Adaptation to disturbed agricultural practices in Indonesia

Farmers in Indonesia are similarly facing loss of livelihoods as climate change impacts farming practices. Although farmers have traditionally relied on indigenous practices to predict rainfall, such as warige and tumbuk, these practices are now struggling to keep up with changing weather patterns.

“In the past, our elderly people’s predictions were always correct, but nowadays, as climate change affects rainfall, the predictions are sometimes wrong,” explains Ahmad, a leader of the local farmers’ group. This means that salt farmers who have to ripen salt during the dry season are caught off guard by unpredictable rainfall, while rice farmers face a drastic loss in productivity due to prolonged droughts and a shorter rainy season.

Through the Climate Change Field School, Islamic Relief is taking steps to train local people in community-based adaptation methods.
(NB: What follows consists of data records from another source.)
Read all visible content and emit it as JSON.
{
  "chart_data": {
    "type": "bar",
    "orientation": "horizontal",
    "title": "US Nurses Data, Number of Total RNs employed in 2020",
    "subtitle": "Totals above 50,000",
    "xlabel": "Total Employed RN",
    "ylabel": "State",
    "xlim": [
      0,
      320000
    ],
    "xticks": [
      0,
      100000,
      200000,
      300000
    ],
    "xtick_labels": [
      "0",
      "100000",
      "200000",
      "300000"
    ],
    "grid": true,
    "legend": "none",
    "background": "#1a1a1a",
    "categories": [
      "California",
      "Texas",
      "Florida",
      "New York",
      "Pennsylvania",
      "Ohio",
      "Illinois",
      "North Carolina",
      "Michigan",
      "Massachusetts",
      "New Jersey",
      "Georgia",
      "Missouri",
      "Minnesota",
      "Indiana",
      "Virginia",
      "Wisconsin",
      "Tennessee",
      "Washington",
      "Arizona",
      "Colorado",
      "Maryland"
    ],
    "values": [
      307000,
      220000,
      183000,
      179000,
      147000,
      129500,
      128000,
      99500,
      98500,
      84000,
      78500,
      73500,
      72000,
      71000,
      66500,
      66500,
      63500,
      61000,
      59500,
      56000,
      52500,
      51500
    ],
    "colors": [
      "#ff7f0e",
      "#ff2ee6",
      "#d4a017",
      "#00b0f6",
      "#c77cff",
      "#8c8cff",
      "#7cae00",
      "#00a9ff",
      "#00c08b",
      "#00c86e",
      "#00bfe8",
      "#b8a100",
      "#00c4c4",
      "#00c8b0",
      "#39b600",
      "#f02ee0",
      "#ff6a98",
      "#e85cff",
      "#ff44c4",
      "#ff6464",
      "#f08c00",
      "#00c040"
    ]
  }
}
This includes measuring daily rainfall and adjusting crop plantations based on quarterly climate forecasts that integrate indigenous knowledge with modern scientific methods, resulting in improved reliability and increased productivity.

Humanitarian Crisis in Ethiopia: Climate Change Meets Conflict

For the fourth consecutive year of no rain, Ethiopia is facing the worst drought in the Horn of Africa since 1981. More than 7 million people are already suffering from malnutrition and 39% of the population lack access to safe water supplies.

As the drought exacerbates the effects of internal conflict, Ethiopians are experiencing acute insecurity and are struggling to sustain their daily lives.

With help from Islamic Relief, Ayana, a 29-year-old mother of two, was able to start a Women’s Village Savings and Loan Association with her local community and use the money saved to buy livestock for the group’s members. However, due to the drought and lack of fodder for the cattle, Ayana and her group were forced to sell the cattle after 1 in 5 cattle died.

Despite this, Ayana is confident about the future: “We have learned above all about the advantages of organizing ourselves in village rescue associations. Our plan now is to grow together by expanding and diversifying our business.”

Going forward, it is critical that we prioritize the stories and insights of communities disproportionately affected by climate change, including those in Pakistan, Indonesia and Ethiopia. We only have one earth and it belongs to all of us.